Predictor.set_prediction_parameters(freq, prediction_length)list_of_df = Predictor.predict(violation_list_training[:5])actual_data = violation_list[:5]for k in range(len(list_of_df)): plt.figure(figsize=(12,6), dpi=75, facecolor='w') plt.ylabel('Violations') plt.xlabel('Date') plt.title('Chicago Speed Camera Violations:' + unique_addresses[k]) actual_data[k][-prediction_length-context_length:].plot(label='target') p10 = list_of_df[k]['0.1'] p90 = list_of_df[k]['0.9'] plt.fill_between(p10.index, p10, p90, color='y', alpha=0.5,label='80% confidence interval') list_of_df[k]['0.5'].plot(label='prediction median')
The pattern displayed above indicates that the prediction is as the target and test data within 80% reliability.It also indicates that the 1111 N Humboldt streets have risen on January 31, 2020, February 8, 2020, and February 15, 2020 (Saturday).

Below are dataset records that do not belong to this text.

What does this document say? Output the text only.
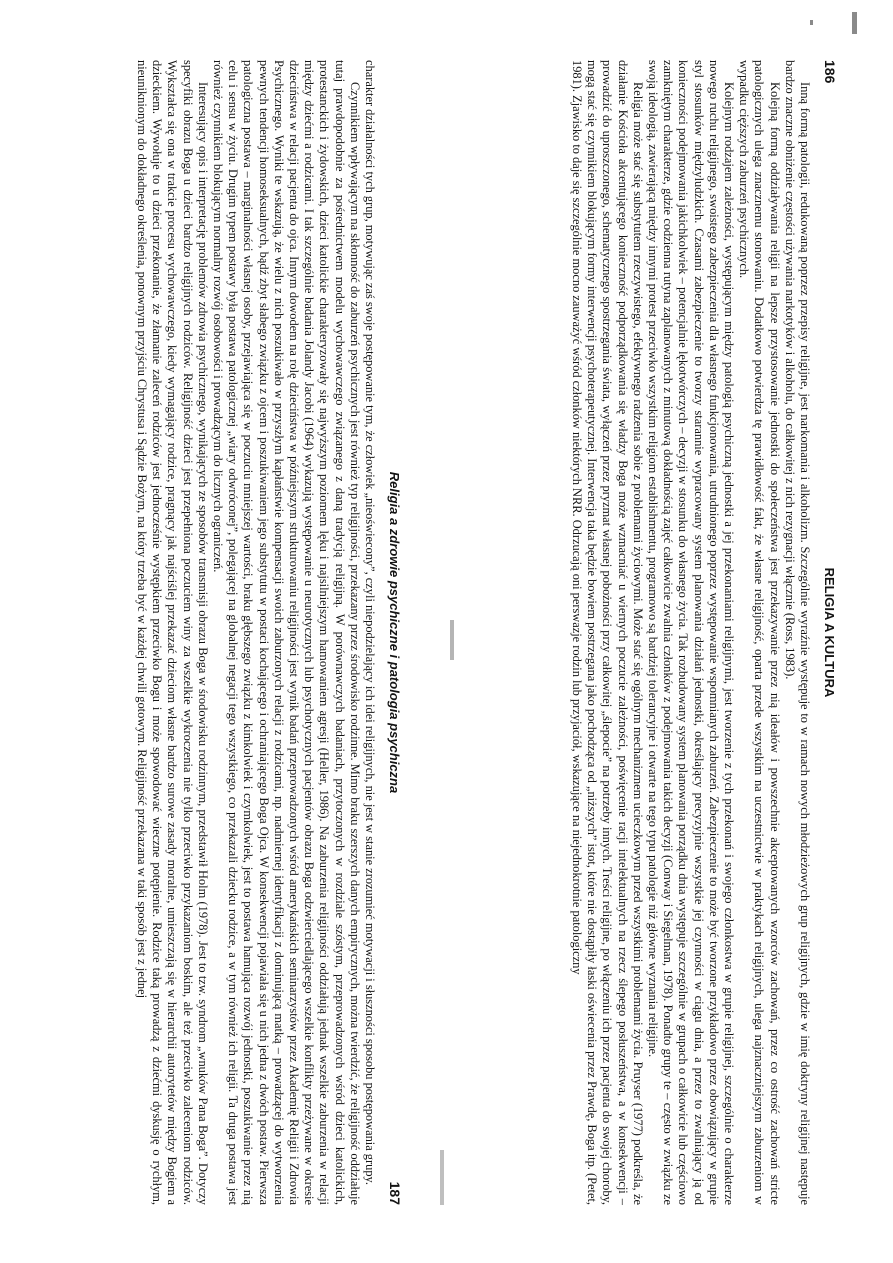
186
RELIGIA A KULTURA

Inną formą patologii, redukowaną poprzez przepisy religijne, jest narkomania i alkoholizm. Szczególnie wyraźnie występuje to w ramach nowych młodzieżowych grup religijnych, gdzie w imię doktryny religijnej następuje bardzo znaczne obniżenie częstości używania narkotyków i alkoholu, do całkowitej z nich rezygnacji włącznie (Ross, 1983).

Kolejną formą oddziaływania religii na lepsze przystosowanie jednostki do społeczeństwa jest przekazywanie przez nią ideałów i powszechnie akceptowanych wzorców zachowań, przez co ostrość zachowań stricte patologicznych ulega znacznemu stonowaniu. Dodatkowo potwierdza tę prawidłowość fakt, że własne religijność, oparta przede wszystkim na uczestnictwie w praktykach religijnych, ulega najznaczniejszym zaburzeniom w wypadku cięższych zaburzeń psychicznych.

Kolejnym rodzajem zależności, występującym między patologią psychiczną jednostki a jej przekonaniami religijnymi, jest tworzenie z tych przekonań i swojego członkostwa w grupie religijnej, szczególnie o charakterze nowego ruchu religijnego, swoistego zabezpieczenia dla własnego funkcjonowania, utrudnionego poprzez występowanie wspomnianych zaburzeń. Zabezpieczenie to może być tworzone przykładowo przez obowiązujący w grupie styl stosunków międzyludzkich. Czasami zabezpieczenie to tworzy starannie wypracowany system planowania działań jednostki, określający precyzyjnie wszystkie jej czynności w ciągu dnia, a przez to zwalniający ją od konieczności podejmowania jakichkolwiek – potencjalnie lękotwórczych – decyzji w stosunku do własnego życia. Tak rozbudowany system planowania porządku dnia występuje szczególnie w grupach o całkowicie lub częściowo zamkniętym charakterze, gdzie codzienna rutyna zaplanowanych z minutową dokładnością zajęć całkowicie zwalnia członków z podejmowania takich decyzji (Conway i Siegelman, 1978). Ponadto grupy te – często w związku ze swoją ideologią, zawierającą między innymi protest przeciwko wszystkim religiom establishmentu, programowo są bardziej tolerancyjne i otwarte na tego typu patologie niż główne wyznania religijne.

Religia może stać się substytutem rzeczywistego, efektywnego radzenia sobie z problemami życiowymi. Może stać się ogólnym mechanizmem ucieczkowym przed wszystkimi problemami życia. Pruyser (1977) podkreśla, że działanie Kościoła akcentującego konieczność podporządkowania się władzy Boga może wzmacniać u wiernych poczucie zależności, poświęcenie racji intelektualnych na rzecz ślepego posłuszeństwa, a w konsekwencji – prowadzić do uproszczonego, schematycznego spostrzegania świata, wyłączeń przez pryzmat własnej pobożności przy całkowitej „ślepocie” na potrzeby innych. Treści religijne, po włączeniu ich przez pacjenta do swojej choroby, mogą stać się czynnikiem blokującym formy interwencji psychoterapeutycznej. Interwencja taka będzie bowiem postrzegana jako pochodząca od „niższych” istot, które nie dostąpiły łaski oświecenia przez Prawdę, Boga itp. (Petet, 1981). Zjawisko to daje się szczególnie mocno zauważyć wśród członków niektórych NRR. Odrzucają oni perswazje rodzin lub przyjaciół, wskazujące na niejednokrotnie patologiczny

Religia a zdrowie psychiczne i patologia psychiczna
187

charakter działalności tych grup, motywując zaś swoje postępowanie tym, że człowiek „nieoświecony”, czyli niepodzielający ich idei religijnych, nie jest w stanie zrozumieć motywacji i słuszności sposobu postępowania grupy.

Czynnikiem wpływającym na skłonność do zaburzeń psychicznych jest również typ religijności, przekazany przez środowisko rodzinne. Mimo braku szerszych danych empirycznych, można twierdzić, że religijność oddziałuje tutaj prawdopodobnie za pośrednictwem modelu wychowawczego związanego z daną tradycją religijną. W porównawczych badaniach, przytoczonych w rozdziale szóstym, przeprowadzonych wśród dzieci katolickich, protestanckich i żydowskich, dzieci katolickie charakteryzowały się najwyższym poziomem lęku i najsilniejszym hamowaniem agresji (Heller, 1986). Na zaburzenia religijności oddziałują jednak wszelkie zaburzenia w relacji między dziećmi a rodzicami. I tak szczególnie badania Jolandy Jacobi (1964) wykazują występowanie u neurotycznych lub psychotycznych pacjentów obrazu Boga odzwierciedlającego wszelkie konflikty przeżywane w okresie dzieciństwa w relacji pacjenta do ojca. Innym dowodem na rolę dzieciństwa w późniejszym strukturowaniu religijności jest wynik badań przeprowadzonych wśród amerykańskich seminarzystów przez Akademię Religii i Zdrowia Psychicznego. Wyniki te wskazują, że wielu z nich poszukiwało w przyszłym kapłaństwie kompensacji swoich zaburzonych relacji z rodzicami, np. nadmiernej identyfikacji z dominującą matką – prowadzącej do wytworzenia pewnych tendencji homoseksualnych, bądź zbyt słabego związku z ojcem i poszukiwaniem jego substytutu w postaci kochającego i ochraniającego Boga Ojca. W konsekwencji pojawiała się u nich jedna z dwóch postaw. Pierwsza patologiczna postawa – marginalności własnej osoby, przejawiająca się w poczuciu mniejszej wartości, braku głębszego związku z kimkolwiek i czymkolwiek, jest to postawa hamująca rozwój jednostki, poszukiwanie przez nią celu i sensu w życiu. Drugim typem postawy była postawa patologicznej „wiary odwróconej”, polegającej na globalnej negacji tego wszystkiego, co przekazali dziecku rodzice, a w tym również ich religii. Ta druga postawa jest również czynnikiem blokującym normalny rozwój osobowości i prowadzącym do licznych ograniczeń.

Interesujący opis i interpretację problemów zdrowia psychicznego, wynikających ze sposobów transmisji obrazu Boga w środowisku rodzinnym, przedstawił Holm (1978). Jest to tzw. syndrom „wnuków Pana Boga”. Dotyczy specyfiki obrazu Boga u dzieci bardzo religijnych rodziców. Religijność dzieci jest przepełniona poczuciem winy za wszelkie wykroczenia nie tylko przeciwko przykazaniom boskim, ale też przeciwko zaleceniom rodziców. Wykształca się ona w trakcie procesu wychowawczego, kiedy wymagający rodzice, pragnący jak najściślej przekazać dzieciom własne bardzo surowe zasady moralne, umieszczają się w hierarchii autorytetów między Bogiem a dzieckiem. Wywołuje to u dzieci przekonanie, że złamanie zaleceń rodziców jest jednocześnie występkiem przeciwko Bogu i może spowodować wieczne potępienie. Rodzice taką prowadzą z dziećmi dyskusję o rychłym, nieuniknionym do dokładnego określenia, ponownym przyjściu Chrystusa i Sądzie Bożym, na który trzeba być w każdej chwili gotowym. Religijność przekazana w taki sposób jest z jednej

If you use all data points continuously to graph this data, you can check the seasonal patterns that indicate that speed violations will rose sharply in the middle of the year and in the summer.
Clean -up
After completing this tutorial, be sure to delete the predicted endpoints so that the AWS account does not charge.See the following code:
Predictor.delete_endpoint(endpoint_name)
Amazon Sagemaker notebook instance also needs to be deleted.See Step 9: Cleanup for the procedure.
summary
In this post, we used Amazon Sagemaker's Deepar algorithm to train models, predict multiple addresses at various camera positions, observed the speed violation over time, and identified the seasonality.Using this data, the model can predict the rapids and violations that occur during the weekend and summer and subsequent periods.Such an analysis helps drivers to predict a street that is likely to be driven at a variety of times of one year.Cities can implement pre -measures to reduce operating speed, increase safety, and create alternative routes to reduce congestion.
If you need to predict multiple related time series in your business, you can use Deepar algorithms and solutions for this post.For more information about Deepar algorithm, see the Deepar algorithm mechanism.For the design method of algorithm, see Deepar: probable prediction using the self -regained recurrent network.
Viral Desai is AWS solution architect.We provide architecture guidelines so that customers can succeed in the cloud.In spare time, I play tennis and enjoy spending time with my family.